Very few knew about the softer side of me, the fact I still longed to be a parent, the fact I hated living on my own in my fabulous apartment and being seen out at all the ‘right events’ in my Reiss and Karen Millen dresses, and with the perfectly matching shoes and bags.

It was like my cover, my armour. It was the distraction from who my authentic self was and wanted to one day show the world.

Then, on New Year’s Day three years ago, having lost my best friend in a car accident two weeks before Christmas, and watched my beloved mum give in to her cancer fight just three weeks before that, I was then laying alone in a hospital bed as a result of a miscarriage.

It was exceptionally early stages in a pregnancy which was unplanned, accidental, and had happened as a result of a drunken night with a business acquaintance who I know – to my shame – is married and has his own young family.

I’d only realised I might be pregnant days before, but all the same, it was a deep blow at my age, and something which brought so many things crashing to a head.

There in that hospital ward, I knew life had to change and that it was time to switch the persona of this aggressive accomplished businesswoman, for someone who could be authentic, and realise what she truly wanted to bring to the world – and to herself.

It was amazing how quickly the answers started to unravel that day. I knew that stopping my current regime and ‘way of life’ was the only way to live a happier and healthier life.

That afternoon, I called my brother – who I saw very rarely – and humbly asked him to buy me some supermarket jogging pants to leave the hospital in. I left my work suit on the side of the chair when I walked from the ward that day, and it was as if I had started to shed my uncomfortable skin.

I’m not going to say the next few weeks and months were easy, but I took medical advice to rest more, I accepted more help from friends and loved ones, I welcomed people to be hosted by me with my lousy cooking skills (something I was deeply ashamed of), and I explored all kinds of ideas and options for my future self.

My business life had always been in property and with investors and financiers. It was cut and thrust….and there’s not one thing I can really say I liked about it.

What it had taught me, however, was that there was way too much disconnect between those who could afford a LOT of property, and those who can’t afford it at all.

My heart had always been most hit by stories of women who had had to escape domestic abuse, or children who had ended up on the streets because of broken homes and disadvantage.

I decided my future would like in a social enterprise designed around finding housing for those in such circumstances, and in educating them to be able to pay for the demands of home-owning, to run a home, and to continue to give back to their surrounding community.

Today, I’m proud to say that that project is really motoring – although there’s still some way to go.

Urged by a coach to do so, I wrote a letter with true authenticity, to so many of the former financiers and property investors I’d met throughout the years.
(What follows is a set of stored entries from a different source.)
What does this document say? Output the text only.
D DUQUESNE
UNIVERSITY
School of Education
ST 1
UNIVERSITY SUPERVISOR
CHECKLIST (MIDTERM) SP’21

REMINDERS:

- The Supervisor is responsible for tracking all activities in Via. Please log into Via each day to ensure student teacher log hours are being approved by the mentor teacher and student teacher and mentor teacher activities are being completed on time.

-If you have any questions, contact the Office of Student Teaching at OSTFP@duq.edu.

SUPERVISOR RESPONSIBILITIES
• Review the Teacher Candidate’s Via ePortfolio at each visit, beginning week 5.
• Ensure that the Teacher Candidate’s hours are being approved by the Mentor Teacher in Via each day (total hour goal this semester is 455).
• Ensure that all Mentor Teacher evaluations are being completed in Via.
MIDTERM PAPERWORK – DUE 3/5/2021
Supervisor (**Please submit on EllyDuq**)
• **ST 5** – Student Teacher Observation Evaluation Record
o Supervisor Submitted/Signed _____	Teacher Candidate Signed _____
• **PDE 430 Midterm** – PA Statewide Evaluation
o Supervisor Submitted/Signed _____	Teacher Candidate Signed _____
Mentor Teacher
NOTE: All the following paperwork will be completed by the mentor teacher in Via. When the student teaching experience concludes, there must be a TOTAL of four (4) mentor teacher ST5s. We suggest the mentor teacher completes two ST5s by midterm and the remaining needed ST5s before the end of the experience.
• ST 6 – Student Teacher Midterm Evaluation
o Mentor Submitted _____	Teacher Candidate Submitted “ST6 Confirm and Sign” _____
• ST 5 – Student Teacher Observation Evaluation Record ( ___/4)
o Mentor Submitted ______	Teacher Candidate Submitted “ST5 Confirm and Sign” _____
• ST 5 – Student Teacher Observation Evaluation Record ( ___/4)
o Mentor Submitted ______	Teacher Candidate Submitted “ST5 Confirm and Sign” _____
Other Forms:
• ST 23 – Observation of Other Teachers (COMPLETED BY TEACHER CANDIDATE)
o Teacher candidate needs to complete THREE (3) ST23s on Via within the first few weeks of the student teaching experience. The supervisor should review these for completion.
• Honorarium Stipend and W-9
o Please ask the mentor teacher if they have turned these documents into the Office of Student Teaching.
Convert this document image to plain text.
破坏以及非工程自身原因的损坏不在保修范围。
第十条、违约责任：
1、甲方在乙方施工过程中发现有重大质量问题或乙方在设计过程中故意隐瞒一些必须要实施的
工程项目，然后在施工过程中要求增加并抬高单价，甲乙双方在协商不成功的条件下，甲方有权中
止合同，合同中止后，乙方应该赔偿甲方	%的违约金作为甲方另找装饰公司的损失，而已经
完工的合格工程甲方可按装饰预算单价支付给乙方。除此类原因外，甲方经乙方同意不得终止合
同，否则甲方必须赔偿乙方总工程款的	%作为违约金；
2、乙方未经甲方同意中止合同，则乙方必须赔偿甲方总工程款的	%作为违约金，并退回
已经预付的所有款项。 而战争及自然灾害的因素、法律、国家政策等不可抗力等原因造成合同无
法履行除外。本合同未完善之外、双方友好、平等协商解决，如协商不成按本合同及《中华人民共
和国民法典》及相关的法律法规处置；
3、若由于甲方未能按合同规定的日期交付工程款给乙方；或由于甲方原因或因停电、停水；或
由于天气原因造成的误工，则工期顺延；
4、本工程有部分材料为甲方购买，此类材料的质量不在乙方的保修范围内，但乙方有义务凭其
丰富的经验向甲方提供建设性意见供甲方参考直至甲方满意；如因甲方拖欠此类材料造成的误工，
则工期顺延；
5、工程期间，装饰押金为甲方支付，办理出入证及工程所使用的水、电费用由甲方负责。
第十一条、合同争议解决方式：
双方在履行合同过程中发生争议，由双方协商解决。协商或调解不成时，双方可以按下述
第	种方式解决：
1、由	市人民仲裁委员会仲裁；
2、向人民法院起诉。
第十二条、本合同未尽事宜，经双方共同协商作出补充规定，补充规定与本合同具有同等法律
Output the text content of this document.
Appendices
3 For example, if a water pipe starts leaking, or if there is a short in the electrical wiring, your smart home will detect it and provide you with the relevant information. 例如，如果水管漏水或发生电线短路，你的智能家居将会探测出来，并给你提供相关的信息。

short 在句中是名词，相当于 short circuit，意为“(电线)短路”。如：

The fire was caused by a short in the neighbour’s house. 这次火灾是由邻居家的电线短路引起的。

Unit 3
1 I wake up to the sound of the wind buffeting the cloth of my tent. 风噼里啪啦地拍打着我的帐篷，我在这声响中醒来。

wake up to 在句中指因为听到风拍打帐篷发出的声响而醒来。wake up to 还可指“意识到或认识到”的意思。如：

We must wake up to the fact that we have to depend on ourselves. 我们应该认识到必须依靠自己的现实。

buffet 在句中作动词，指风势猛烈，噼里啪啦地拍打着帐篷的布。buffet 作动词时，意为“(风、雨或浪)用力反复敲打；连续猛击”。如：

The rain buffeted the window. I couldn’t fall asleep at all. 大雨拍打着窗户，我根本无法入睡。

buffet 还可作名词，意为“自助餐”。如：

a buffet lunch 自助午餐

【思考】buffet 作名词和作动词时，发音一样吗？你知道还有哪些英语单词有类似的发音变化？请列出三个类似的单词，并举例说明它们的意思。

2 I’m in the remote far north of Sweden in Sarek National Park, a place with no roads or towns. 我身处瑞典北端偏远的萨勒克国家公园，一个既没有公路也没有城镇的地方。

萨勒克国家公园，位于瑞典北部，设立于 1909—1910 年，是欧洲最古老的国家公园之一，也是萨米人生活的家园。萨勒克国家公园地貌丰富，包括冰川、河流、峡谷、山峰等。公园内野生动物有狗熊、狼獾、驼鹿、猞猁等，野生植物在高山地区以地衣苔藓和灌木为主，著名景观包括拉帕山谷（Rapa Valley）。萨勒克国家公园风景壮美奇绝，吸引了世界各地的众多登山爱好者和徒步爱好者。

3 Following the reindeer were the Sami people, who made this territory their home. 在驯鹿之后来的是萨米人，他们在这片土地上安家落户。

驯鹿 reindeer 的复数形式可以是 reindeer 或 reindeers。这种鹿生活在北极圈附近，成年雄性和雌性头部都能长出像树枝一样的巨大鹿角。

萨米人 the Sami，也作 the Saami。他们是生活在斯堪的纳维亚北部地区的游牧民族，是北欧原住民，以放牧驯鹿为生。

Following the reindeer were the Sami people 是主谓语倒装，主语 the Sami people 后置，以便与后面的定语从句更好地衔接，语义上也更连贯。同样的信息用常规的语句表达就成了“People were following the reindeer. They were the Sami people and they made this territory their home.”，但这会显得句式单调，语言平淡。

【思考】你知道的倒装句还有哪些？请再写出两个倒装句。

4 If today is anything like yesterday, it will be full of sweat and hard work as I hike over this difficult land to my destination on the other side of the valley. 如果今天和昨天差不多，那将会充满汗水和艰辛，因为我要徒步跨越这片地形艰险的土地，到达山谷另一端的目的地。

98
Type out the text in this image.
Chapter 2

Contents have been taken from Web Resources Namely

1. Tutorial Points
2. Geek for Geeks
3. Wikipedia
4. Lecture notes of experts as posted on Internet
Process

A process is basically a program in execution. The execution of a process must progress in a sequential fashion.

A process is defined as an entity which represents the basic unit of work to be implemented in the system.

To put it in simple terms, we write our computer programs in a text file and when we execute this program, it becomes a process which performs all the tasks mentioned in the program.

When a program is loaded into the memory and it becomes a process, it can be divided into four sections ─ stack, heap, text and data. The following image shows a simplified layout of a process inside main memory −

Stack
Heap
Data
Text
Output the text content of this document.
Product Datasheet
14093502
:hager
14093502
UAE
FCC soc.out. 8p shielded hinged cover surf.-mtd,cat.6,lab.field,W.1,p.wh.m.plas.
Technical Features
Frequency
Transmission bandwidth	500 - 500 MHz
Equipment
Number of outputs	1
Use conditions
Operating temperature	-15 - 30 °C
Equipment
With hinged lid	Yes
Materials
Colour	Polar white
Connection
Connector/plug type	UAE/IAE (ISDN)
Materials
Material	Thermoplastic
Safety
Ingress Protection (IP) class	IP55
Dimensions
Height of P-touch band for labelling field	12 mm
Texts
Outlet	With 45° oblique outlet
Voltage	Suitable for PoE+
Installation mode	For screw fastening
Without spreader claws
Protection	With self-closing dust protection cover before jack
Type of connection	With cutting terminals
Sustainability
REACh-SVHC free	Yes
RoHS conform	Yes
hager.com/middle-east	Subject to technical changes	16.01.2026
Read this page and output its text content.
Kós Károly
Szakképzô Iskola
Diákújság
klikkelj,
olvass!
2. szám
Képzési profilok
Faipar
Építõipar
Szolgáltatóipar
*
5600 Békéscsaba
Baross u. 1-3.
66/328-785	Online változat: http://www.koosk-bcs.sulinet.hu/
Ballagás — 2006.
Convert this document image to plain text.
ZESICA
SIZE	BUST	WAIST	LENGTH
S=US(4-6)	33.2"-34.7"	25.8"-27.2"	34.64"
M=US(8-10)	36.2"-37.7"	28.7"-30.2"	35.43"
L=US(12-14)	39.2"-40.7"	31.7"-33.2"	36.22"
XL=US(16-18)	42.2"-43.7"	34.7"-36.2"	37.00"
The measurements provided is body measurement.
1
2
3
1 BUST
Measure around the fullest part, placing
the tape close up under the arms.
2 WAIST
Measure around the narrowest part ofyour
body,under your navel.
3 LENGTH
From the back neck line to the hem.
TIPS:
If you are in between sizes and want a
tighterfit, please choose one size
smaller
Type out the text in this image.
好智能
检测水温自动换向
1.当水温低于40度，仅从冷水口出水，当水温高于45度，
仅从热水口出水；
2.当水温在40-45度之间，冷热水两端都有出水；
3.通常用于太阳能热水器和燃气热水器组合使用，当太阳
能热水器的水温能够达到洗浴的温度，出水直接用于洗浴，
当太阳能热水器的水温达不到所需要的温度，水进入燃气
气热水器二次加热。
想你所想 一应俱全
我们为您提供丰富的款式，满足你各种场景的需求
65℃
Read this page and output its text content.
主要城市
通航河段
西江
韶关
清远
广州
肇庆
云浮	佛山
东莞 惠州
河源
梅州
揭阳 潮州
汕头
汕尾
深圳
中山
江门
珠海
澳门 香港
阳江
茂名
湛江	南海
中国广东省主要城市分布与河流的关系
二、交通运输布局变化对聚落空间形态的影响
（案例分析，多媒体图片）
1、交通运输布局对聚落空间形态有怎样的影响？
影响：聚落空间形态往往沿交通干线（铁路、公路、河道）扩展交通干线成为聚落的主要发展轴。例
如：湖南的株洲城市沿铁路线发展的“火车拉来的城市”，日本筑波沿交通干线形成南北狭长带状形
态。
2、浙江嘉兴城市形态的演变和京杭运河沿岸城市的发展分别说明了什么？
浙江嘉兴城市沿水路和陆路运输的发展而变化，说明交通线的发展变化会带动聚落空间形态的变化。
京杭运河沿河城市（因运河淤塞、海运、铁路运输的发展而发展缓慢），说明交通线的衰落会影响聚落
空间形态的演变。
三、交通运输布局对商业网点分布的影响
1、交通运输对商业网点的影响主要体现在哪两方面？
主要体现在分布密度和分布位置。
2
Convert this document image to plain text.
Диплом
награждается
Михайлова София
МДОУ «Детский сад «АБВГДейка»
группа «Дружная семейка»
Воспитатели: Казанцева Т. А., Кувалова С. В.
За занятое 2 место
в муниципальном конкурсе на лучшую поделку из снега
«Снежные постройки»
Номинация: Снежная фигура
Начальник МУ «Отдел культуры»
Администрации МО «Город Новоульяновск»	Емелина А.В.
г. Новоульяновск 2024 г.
I explained my mental health experiences and my desire to make positive changes and to be true to myself in a greater quest.

Their response was phenomenal.

Today, I’m not rolling in money, but I’m in the early stages of a social enterprise which really makes me want to get out of bed in the morning, and which truly makes me feel glad of who and what I am.

Now, when it comes around to the period of New Year when we’re all making changes, I think back to that time and am grateful in many respects for the ‘moment’ which allowed me to find my authentic self.

I’d highly recommend to anyone who is going through that frustrated sense of being less than authentic, that they reach out for someone they can work with as an authentic coach or confidante to help steer them.

Happiness comes in all sorts of shapes and sizes, and I’m so pleased I’ve finally connected with mine.”

**Names have been changed to protect identity.